Lesson 15: Other special characters

This lesson will cover some extra metacharacters, as well as the results of captured groups.

We have already learned the most common metacharacters to capture digits using \d, whitespace using \s, and alphanumeric letters and digits using \w, but regular expressions also provides a way of specifying the opposite sets of each of these metacharacters by using their upper case letters. For example, \D represents any non-digit character, \S any non-whitespace character, and \W any non-alphanumeric character (such as punctuation). Depending on how you compose your regular expression, it may be easier to use one or the other.

Additionally, there is a special metacharacter \b which matches the boundary between a word and a non-word character. It's most useful in capturing entire words (for example by using the pattern \w+\b).

One concept that we will not explore in great detail in these lessons is back referencing, mostly because it varies depending on the implementation. However, many systems allow you to reference your captured groups by using \0 (usually the full matched text), \1 (group 1), \2 (group 2), etc. This is useful for example when you are in a text editor and doing a search and replace using regular expressions to swap two numbers, you can search for "(\d+)-(\d+)" and replace it with "\2-\1" to put the second captured number first, and the first captured number second for example.

Below are a number of different strings, try out the different types of metacharacters or anything we've learned in the previous lessons and continue on when you are ready.

Exercise 15: Matching other special characters

Task	Text
match	The quick brown fox jumps over the lazy dog.
match	There were 614 instances of students getting 90.0% or above.
match	The FCC had to censor the network for saying &$#*@!.

Solution

This lesson is more of a sandbox for you to play with some sample text. The lazy solution to this, can be the simple expression .* :)

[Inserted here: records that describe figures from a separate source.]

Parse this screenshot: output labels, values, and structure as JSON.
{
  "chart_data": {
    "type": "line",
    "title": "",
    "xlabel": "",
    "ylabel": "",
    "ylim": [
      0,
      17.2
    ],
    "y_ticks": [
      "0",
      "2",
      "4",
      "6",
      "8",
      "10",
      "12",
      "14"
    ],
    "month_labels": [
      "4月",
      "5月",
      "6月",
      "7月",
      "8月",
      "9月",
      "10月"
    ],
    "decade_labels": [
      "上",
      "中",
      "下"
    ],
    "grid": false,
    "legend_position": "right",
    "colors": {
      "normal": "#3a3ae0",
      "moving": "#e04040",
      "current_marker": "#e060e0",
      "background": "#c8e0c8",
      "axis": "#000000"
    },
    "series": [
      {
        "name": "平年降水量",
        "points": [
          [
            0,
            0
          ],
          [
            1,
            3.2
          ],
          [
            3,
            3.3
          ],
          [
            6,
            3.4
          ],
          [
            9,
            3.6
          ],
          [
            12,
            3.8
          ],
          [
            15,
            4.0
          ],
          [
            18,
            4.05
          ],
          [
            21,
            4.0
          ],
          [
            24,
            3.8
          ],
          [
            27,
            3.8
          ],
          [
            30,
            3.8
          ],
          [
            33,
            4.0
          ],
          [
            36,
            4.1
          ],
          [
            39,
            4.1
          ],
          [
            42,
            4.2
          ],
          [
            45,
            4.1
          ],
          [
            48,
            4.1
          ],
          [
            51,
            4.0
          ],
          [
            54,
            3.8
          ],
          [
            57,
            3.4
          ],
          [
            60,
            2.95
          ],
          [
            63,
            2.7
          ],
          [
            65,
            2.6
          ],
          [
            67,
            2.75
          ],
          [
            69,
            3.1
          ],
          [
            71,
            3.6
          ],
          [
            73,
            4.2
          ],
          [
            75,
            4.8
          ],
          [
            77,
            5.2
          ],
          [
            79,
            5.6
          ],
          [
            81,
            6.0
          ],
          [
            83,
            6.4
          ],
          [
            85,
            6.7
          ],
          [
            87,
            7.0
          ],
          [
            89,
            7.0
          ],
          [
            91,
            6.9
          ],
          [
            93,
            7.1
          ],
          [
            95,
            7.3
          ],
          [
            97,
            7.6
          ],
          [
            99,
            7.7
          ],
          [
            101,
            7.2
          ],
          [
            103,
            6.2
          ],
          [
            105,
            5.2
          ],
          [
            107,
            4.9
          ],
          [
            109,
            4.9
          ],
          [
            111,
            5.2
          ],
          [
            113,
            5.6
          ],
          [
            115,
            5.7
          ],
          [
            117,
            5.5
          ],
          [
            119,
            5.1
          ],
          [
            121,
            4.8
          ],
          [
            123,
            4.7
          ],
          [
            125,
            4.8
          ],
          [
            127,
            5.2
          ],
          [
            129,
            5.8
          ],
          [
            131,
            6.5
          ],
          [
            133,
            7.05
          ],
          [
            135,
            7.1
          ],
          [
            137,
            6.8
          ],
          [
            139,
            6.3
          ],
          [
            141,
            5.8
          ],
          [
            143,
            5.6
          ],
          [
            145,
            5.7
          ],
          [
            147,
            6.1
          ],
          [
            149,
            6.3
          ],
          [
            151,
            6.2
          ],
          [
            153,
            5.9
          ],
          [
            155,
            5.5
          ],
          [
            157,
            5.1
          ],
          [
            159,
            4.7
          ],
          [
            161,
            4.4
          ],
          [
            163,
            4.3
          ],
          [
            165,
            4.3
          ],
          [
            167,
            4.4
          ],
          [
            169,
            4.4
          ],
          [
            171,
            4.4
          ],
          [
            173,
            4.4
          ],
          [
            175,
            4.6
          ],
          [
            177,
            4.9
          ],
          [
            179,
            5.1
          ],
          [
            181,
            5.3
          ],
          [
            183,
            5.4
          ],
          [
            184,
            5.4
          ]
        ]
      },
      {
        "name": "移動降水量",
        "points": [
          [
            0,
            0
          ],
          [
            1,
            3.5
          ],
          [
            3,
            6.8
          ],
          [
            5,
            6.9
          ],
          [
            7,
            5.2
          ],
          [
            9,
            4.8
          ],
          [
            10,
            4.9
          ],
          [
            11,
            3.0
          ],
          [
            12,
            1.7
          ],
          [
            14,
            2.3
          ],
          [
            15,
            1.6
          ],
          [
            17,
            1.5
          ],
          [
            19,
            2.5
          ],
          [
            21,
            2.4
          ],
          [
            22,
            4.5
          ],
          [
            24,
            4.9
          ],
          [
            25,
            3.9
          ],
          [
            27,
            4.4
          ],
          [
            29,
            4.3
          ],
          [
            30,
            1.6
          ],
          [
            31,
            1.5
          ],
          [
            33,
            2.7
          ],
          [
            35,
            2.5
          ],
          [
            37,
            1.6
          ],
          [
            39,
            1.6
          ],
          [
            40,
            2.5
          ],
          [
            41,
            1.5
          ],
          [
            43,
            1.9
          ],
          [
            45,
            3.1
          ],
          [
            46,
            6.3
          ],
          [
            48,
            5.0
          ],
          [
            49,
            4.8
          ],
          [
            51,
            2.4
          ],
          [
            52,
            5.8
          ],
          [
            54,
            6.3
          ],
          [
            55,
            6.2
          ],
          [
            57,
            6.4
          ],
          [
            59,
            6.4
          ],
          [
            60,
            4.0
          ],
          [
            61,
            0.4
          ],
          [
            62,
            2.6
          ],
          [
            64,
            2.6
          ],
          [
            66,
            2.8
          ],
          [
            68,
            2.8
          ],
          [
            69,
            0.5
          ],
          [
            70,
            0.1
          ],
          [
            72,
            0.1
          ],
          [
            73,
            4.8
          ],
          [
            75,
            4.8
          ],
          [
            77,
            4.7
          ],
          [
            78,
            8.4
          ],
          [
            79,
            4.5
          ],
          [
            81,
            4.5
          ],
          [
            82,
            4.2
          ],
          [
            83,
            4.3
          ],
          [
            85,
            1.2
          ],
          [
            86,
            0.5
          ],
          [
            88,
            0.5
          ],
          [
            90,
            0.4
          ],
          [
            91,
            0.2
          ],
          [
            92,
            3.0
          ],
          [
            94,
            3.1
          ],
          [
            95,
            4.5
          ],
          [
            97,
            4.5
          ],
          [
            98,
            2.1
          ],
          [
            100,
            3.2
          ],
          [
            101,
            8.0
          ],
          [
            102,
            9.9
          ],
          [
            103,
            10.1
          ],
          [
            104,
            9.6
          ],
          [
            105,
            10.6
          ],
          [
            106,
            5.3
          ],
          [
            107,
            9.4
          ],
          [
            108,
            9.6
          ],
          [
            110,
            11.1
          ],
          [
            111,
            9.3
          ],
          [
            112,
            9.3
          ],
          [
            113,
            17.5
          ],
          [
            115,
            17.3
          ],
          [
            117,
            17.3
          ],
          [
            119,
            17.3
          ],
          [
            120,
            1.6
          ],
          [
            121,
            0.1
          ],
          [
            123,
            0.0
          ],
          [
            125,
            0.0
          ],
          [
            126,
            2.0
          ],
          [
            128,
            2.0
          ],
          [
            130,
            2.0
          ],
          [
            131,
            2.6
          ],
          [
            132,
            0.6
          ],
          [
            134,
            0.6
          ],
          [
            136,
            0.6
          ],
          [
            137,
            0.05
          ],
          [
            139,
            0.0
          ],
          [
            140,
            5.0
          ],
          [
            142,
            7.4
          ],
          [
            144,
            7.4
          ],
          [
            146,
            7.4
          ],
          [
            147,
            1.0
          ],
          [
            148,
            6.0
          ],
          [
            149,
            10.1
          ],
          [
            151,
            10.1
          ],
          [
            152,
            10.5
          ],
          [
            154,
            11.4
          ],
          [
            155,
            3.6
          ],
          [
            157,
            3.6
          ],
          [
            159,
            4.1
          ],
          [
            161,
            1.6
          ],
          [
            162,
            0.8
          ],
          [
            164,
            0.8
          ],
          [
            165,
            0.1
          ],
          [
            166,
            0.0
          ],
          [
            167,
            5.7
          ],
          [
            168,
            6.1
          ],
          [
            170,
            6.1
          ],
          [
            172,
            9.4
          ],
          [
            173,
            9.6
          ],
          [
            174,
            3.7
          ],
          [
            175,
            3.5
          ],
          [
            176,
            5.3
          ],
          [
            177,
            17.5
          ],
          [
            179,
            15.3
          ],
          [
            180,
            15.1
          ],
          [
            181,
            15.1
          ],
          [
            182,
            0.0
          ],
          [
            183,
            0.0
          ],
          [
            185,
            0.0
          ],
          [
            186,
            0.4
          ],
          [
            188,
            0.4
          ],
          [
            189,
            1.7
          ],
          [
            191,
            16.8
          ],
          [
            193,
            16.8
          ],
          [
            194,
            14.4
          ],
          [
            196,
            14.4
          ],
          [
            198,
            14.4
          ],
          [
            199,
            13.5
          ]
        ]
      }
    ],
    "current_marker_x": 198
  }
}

Solve the above task to continue on to the next problem, or read the Solution.

Lesson Notes

	abc…	Letters
	123…	Digits
	\d	Any Digit
	\D	Any Non-digit character
	.	Any Character
	\.	Period
	[abc]	Only a, b, or c
	[^abc]	Not a, b, nor c
	[a-z]	Characters a to z
	[0-9]	Numbers 0 to 9
	\w	Any Alphanumeric character
	\W	Any Non-alphanumeric character
	{m}	m Repetitions
	{m,n}	m to n Repetitions
	*	Zero or more repetitions
	+	One or more repetitions
	?	Optional character
	\s	Any Whitespace
	\S	Any Non-whitespace character
	^…$	Starts and ends
	(…)	Capture Group
	(a(bc))	Capture Sub-group
	(.*)	Capture all
	(abc\|def)	Matches abc or def